Parallèlement à la présentation de la demande en France, les entreprises doivent formuler leur demande d'accord dans l'autre État concerné. Le contribuable doit adresser une copie de cette demande dans le délai de deux mois à compter de la date de la demande d'ouverture de la procédure en France.
9Le contribuable transmet à l'appui de sa demande, l'ensemble des informations nécessaires à l'examen de la méthode qu'il entend retenir pour la détermination de ses prix de transfert (cf. en annexe, une liste indicative des pièces à produire).
Ces documents seront déposés sous une forme convenue préalablement.
À la demande de l'administration, certains documents transmis en langue étrangère devront être traduits en français.
L'ouverture d'une procédure d'accord préalable demeure sans incidence sur les délais de prescription de l'action administrative et l'instruction de celle-ci ne fait pas obstacle à l'engagement d'une procédure de contrôle fiscal.
II. Instruction de la demande d'accord préalable
1. Modalités d'instruction de la demande.
10L'accord préalable en matière de prix de transfert suppose une coopération entre l'entreprise et l'administration.
L'étude de la méthode de prix de transfert et des transactions soumises à l'examen de l'administration fait l'objet de discussions entre les parties.
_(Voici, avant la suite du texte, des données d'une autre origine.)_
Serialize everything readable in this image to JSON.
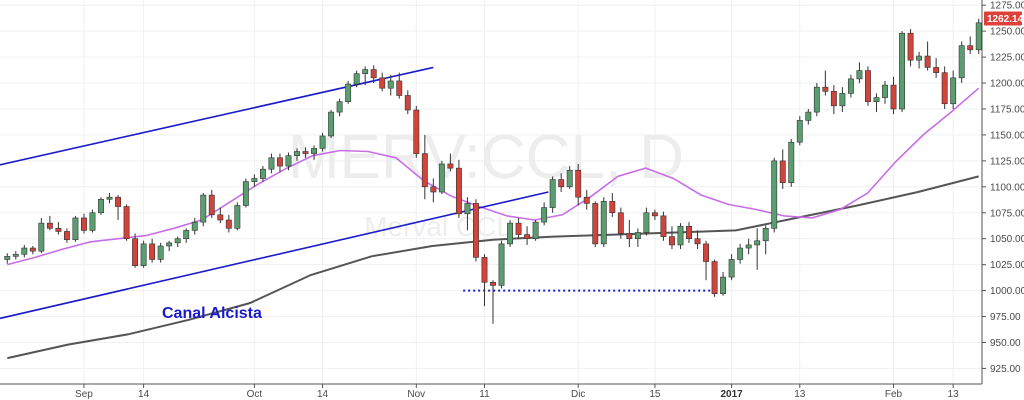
{
  "chart_data": {
    "type": "candlestick",
    "watermark": {
      "symbol": "MERV:CCL, D",
      "subtitle": "Merval CCL"
    },
    "annotation": {
      "text": "Canal Alcista",
      "color": "#1a1acc"
    },
    "price_label": {
      "value": "1262.14",
      "color": "#e0403a"
    },
    "y_axis": {
      "min": 910,
      "max": 1280,
      "ticks": [
        "925.00",
        "950.00",
        "975.00",
        "1000.00",
        "1025.00",
        "1050.00",
        "1075.00",
        "1100.00",
        "1125.00",
        "1150.00",
        "1175.00",
        "1200.00",
        "1225.00",
        "1250.00",
        "1275.00"
      ]
    },
    "x_axis": {
      "bar_count": 115,
      "ticks": [
        {
          "label": "Sep",
          "bar": 9,
          "bold": false
        },
        {
          "label": "14",
          "bar": 16,
          "bold": false
        },
        {
          "label": "Oct",
          "bar": 29,
          "bold": false
        },
        {
          "label": "14",
          "bar": 37,
          "bold": false
        },
        {
          "label": "Nov",
          "bar": 48,
          "bold": false
        },
        {
          "label": "11",
          "bar": 56,
          "bold": false
        },
        {
          "label": "Dic",
          "bar": 67,
          "bold": false
        },
        {
          "label": "15",
          "bar": 76,
          "bold": false
        },
        {
          "label": "2017",
          "bar": 85,
          "bold": true
        },
        {
          "label": "13",
          "bar": 93,
          "bold": false
        },
        {
          "label": "Feb",
          "bar": 104,
          "bold": false
        },
        {
          "label": "13",
          "bar": 111,
          "bold": false
        }
      ]
    },
    "colors": {
      "up": "#5a9e6f",
      "down": "#d0443b",
      "ma_fast": "#c86ee6",
      "ma_slow": "#555555",
      "channel": "#1a1acc",
      "support": "#1a1acc"
    },
    "candles": [
      [
        1030,
        1036,
        1026,
        1033
      ],
      [
        1033,
        1038,
        1030,
        1035
      ],
      [
        1035,
        1044,
        1032,
        1041
      ],
      [
        1041,
        1043,
        1035,
        1038
      ],
      [
        1038,
        1070,
        1036,
        1065
      ],
      [
        1065,
        1072,
        1058,
        1060
      ],
      [
        1060,
        1066,
        1054,
        1057
      ],
      [
        1057,
        1060,
        1046,
        1049
      ],
      [
        1049,
        1072,
        1047,
        1070
      ],
      [
        1070,
        1074,
        1055,
        1058
      ],
      [
        1058,
        1078,
        1056,
        1075
      ],
      [
        1075,
        1090,
        1073,
        1088
      ],
      [
        1088,
        1094,
        1084,
        1090
      ],
      [
        1090,
        1092,
        1068,
        1081
      ],
      [
        1081,
        1083,
        1048,
        1050
      ],
      [
        1050,
        1055,
        1022,
        1024
      ],
      [
        1024,
        1048,
        1022,
        1045
      ],
      [
        1045,
        1050,
        1027,
        1030
      ],
      [
        1030,
        1046,
        1027,
        1043
      ],
      [
        1043,
        1048,
        1038,
        1046
      ],
      [
        1046,
        1052,
        1042,
        1050
      ],
      [
        1050,
        1060,
        1046,
        1058
      ],
      [
        1058,
        1070,
        1054,
        1066
      ],
      [
        1066,
        1094,
        1062,
        1092
      ],
      [
        1092,
        1097,
        1070,
        1073
      ],
      [
        1073,
        1080,
        1065,
        1068
      ],
      [
        1068,
        1073,
        1056,
        1060
      ],
      [
        1060,
        1085,
        1058,
        1082
      ],
      [
        1082,
        1108,
        1080,
        1105
      ],
      [
        1105,
        1112,
        1100,
        1108
      ],
      [
        1108,
        1120,
        1105,
        1117
      ],
      [
        1117,
        1132,
        1113,
        1128
      ],
      [
        1128,
        1132,
        1114,
        1120
      ],
      [
        1120,
        1133,
        1116,
        1130
      ],
      [
        1130,
        1137,
        1125,
        1134
      ],
      [
        1134,
        1138,
        1128,
        1132
      ],
      [
        1132,
        1140,
        1126,
        1137
      ],
      [
        1137,
        1152,
        1134,
        1149
      ],
      [
        1149,
        1174,
        1147,
        1172
      ],
      [
        1172,
        1185,
        1168,
        1182
      ],
      [
        1182,
        1202,
        1180,
        1199
      ],
      [
        1199,
        1212,
        1196,
        1209
      ],
      [
        1209,
        1216,
        1198,
        1213
      ],
      [
        1213,
        1217,
        1200,
        1205
      ],
      [
        1205,
        1210,
        1192,
        1195
      ],
      [
        1195,
        1208,
        1188,
        1202
      ],
      [
        1202,
        1210,
        1185,
        1188
      ],
      [
        1188,
        1193,
        1170,
        1174
      ],
      [
        1174,
        1178,
        1128,
        1132
      ],
      [
        1132,
        1150,
        1088,
        1100
      ],
      [
        1100,
        1108,
        1085,
        1095
      ],
      [
        1095,
        1125,
        1093,
        1122
      ],
      [
        1122,
        1132,
        1115,
        1118
      ],
      [
        1118,
        1126,
        1070,
        1074
      ],
      [
        1074,
        1090,
        1058,
        1084
      ],
      [
        1084,
        1088,
        1028,
        1032
      ],
      [
        1032,
        1035,
        985,
        1008
      ],
      [
        1008,
        1010,
        968,
        1005
      ],
      [
        1005,
        1048,
        1002,
        1045
      ],
      [
        1045,
        1068,
        1042,
        1065
      ],
      [
        1065,
        1070,
        1050,
        1054
      ],
      [
        1054,
        1062,
        1044,
        1050
      ],
      [
        1050,
        1068,
        1048,
        1066
      ],
      [
        1066,
        1085,
        1063,
        1080
      ],
      [
        1080,
        1110,
        1075,
        1107
      ],
      [
        1107,
        1113,
        1095,
        1100
      ],
      [
        1100,
        1120,
        1098,
        1116
      ],
      [
        1116,
        1122,
        1082,
        1090
      ],
      [
        1090,
        1097,
        1078,
        1084
      ],
      [
        1084,
        1086,
        1042,
        1045
      ],
      [
        1045,
        1090,
        1042,
        1086
      ],
      [
        1086,
        1094,
        1071,
        1075
      ],
      [
        1075,
        1080,
        1050,
        1055
      ],
      [
        1055,
        1068,
        1042,
        1050
      ],
      [
        1050,
        1060,
        1042,
        1056
      ],
      [
        1056,
        1080,
        1053,
        1075
      ],
      [
        1075,
        1078,
        1068,
        1072
      ],
      [
        1072,
        1076,
        1048,
        1052
      ],
      [
        1052,
        1062,
        1040,
        1044
      ],
      [
        1044,
        1065,
        1040,
        1062
      ],
      [
        1062,
        1066,
        1046,
        1050
      ],
      [
        1050,
        1058,
        1040,
        1045
      ],
      [
        1045,
        1048,
        1010,
        1028
      ],
      [
        1028,
        1030,
        994,
        997
      ],
      [
        997,
        1018,
        995,
        1013
      ],
      [
        1013,
        1035,
        1010,
        1030
      ],
      [
        1030,
        1045,
        1026,
        1041
      ],
      [
        1041,
        1050,
        1035,
        1044
      ],
      [
        1044,
        1060,
        1020,
        1048
      ],
      [
        1048,
        1063,
        1035,
        1060
      ],
      [
        1060,
        1128,
        1056,
        1125
      ],
      [
        1125,
        1136,
        1098,
        1104
      ],
      [
        1104,
        1146,
        1100,
        1143
      ],
      [
        1143,
        1168,
        1140,
        1164
      ],
      [
        1164,
        1175,
        1160,
        1172
      ],
      [
        1172,
        1200,
        1168,
        1196
      ],
      [
        1196,
        1212,
        1188,
        1192
      ],
      [
        1192,
        1198,
        1170,
        1178
      ],
      [
        1178,
        1196,
        1172,
        1190
      ],
      [
        1190,
        1208,
        1186,
        1204
      ],
      [
        1204,
        1220,
        1200,
        1212
      ],
      [
        1212,
        1216,
        1178,
        1182
      ],
      [
        1182,
        1190,
        1172,
        1186
      ],
      [
        1186,
        1202,
        1180,
        1198
      ],
      [
        1198,
        1206,
        1170,
        1175
      ],
      [
        1175,
        1250,
        1172,
        1248
      ],
      [
        1248,
        1252,
        1216,
        1222
      ],
      [
        1222,
        1230,
        1214,
        1226
      ],
      [
        1226,
        1240,
        1212,
        1215
      ],
      [
        1215,
        1224,
        1205,
        1210
      ],
      [
        1210,
        1216,
        1175,
        1180
      ],
      [
        1180,
        1212,
        1175,
        1205
      ],
      [
        1205,
        1240,
        1200,
        1236
      ],
      [
        1236,
        1245,
        1228,
        1232
      ],
      [
        1232,
        1262,
        1228,
        1258
      ]
    ],
    "ma_fast": [
      1025,
      1032,
      1040,
      1047,
      1050,
      1053,
      1060,
      1068,
      1085,
      1102,
      1117,
      1130,
      1135,
      1134,
      1128,
      1106,
      1091,
      1081,
      1072,
      1068,
      1073,
      1090,
      1110,
      1118,
      1108,
      1092,
      1083,
      1078,
      1072,
      1070,
      1078,
      1094,
      1124,
      1150,
      1172,
      1195
    ],
    "ma_slow": [
      935,
      948,
      958,
      972,
      988,
      1015,
      1033,
      1043,
      1049,
      1052,
      1054,
      1056,
      1058,
      1070,
      1082,
      1095,
      1110
    ]
  }
}
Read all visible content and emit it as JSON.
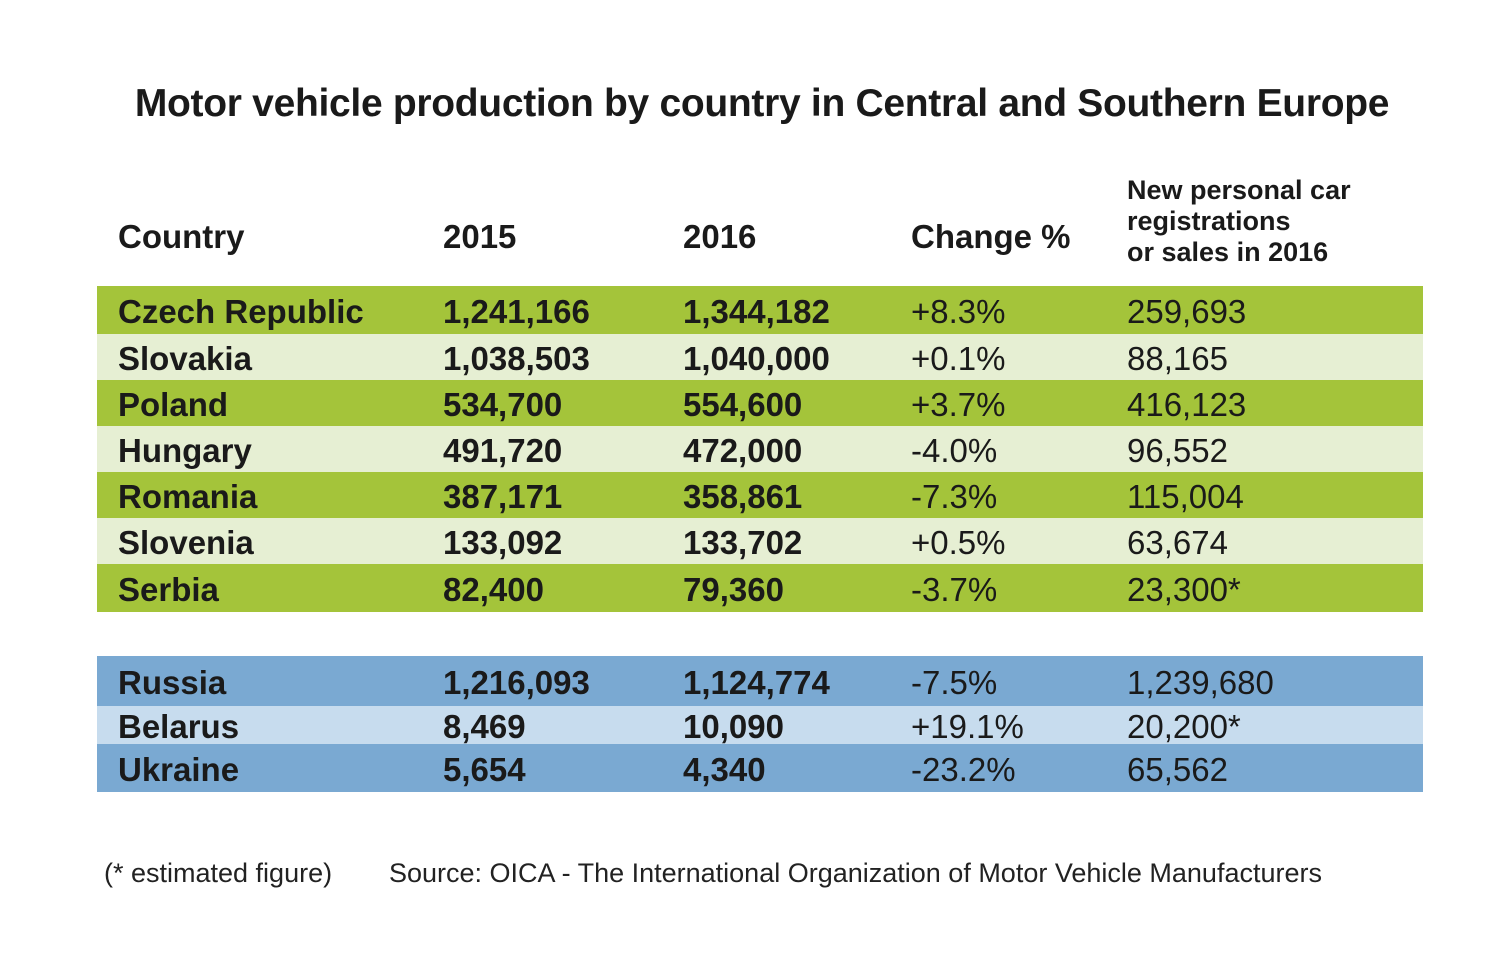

Des réunions techniques sont organisées afin de permettre au contribuable de présenter les documents nécessaires à l'expertise des transactions concernées et de justifier la méthode qu'il entend retenir.
L'instruction de cette demande conduit à étudier la méthode présentée par le contribuable dans le cadre d'un examen conjoint mené par l'administration fiscale française dans le cadre d'une négociation parallèle entre l'administration française et l'autorité compétente de l'État concerné.
11Avec l'accord de l'entreprise, les agents de l'administration fiscale chargés de l'instruction de la demande peuvent se rendre sur place. L'entreprise ou ses conseils mettent à la disposition de l'administration les éléments permettant d'analyser la méthode présentée par tous moyens appropriés (documentation, visite de sites, exposés des techniques industrielles et commerciales, etc.).
Pendant la durée de l'instruction de la demande, l'entreprise tient l'administration française informée de l'avancement des procédures engagées avec les autres autorités compétentes et lui fournit les mêmes documents que ceux qu'elle remet à ces dernières.
2. Production documentaire.
12L'administration doit avoir accès à l'ensemble de la documentation permettant d'éclairer la politique de prix de transfert de l'entreprise.
Outre la communication des documents nécessaires à l'expertise de sa méthode, le contribuable peut être amené à produire tout document comptable ou extra-comptable susceptible d'éclairer les agents chargés de l'instruction de la demande (cf. en annexe, la liste indicative des documents qui peuvent être demandés).
Pour justifier la méthode qu'il retient pour la détermination de ses prix de transfert, le contribuable doit dans toute la mesure du possible :
- rassembler les données pertinentes sur les prix pratiqués lors de transactions comparables sur le marché libre ;
- faute de pouvoir disposer de ces informations, identifier toutes les transactions susceptibles d'être comparables mais pour lesquelles des données fiables ne sont pas disponibles ;
- dans l'impossibilité d'identifier de telles transactions, rassembler des données pertinentes sur les prix appliqués lors de transactions similaires, même si celles-ci ne sont pas étroitement comparables, effectuées sur le marché libre et proposer les ajustements nécessaires à leur application à ses propres opérations.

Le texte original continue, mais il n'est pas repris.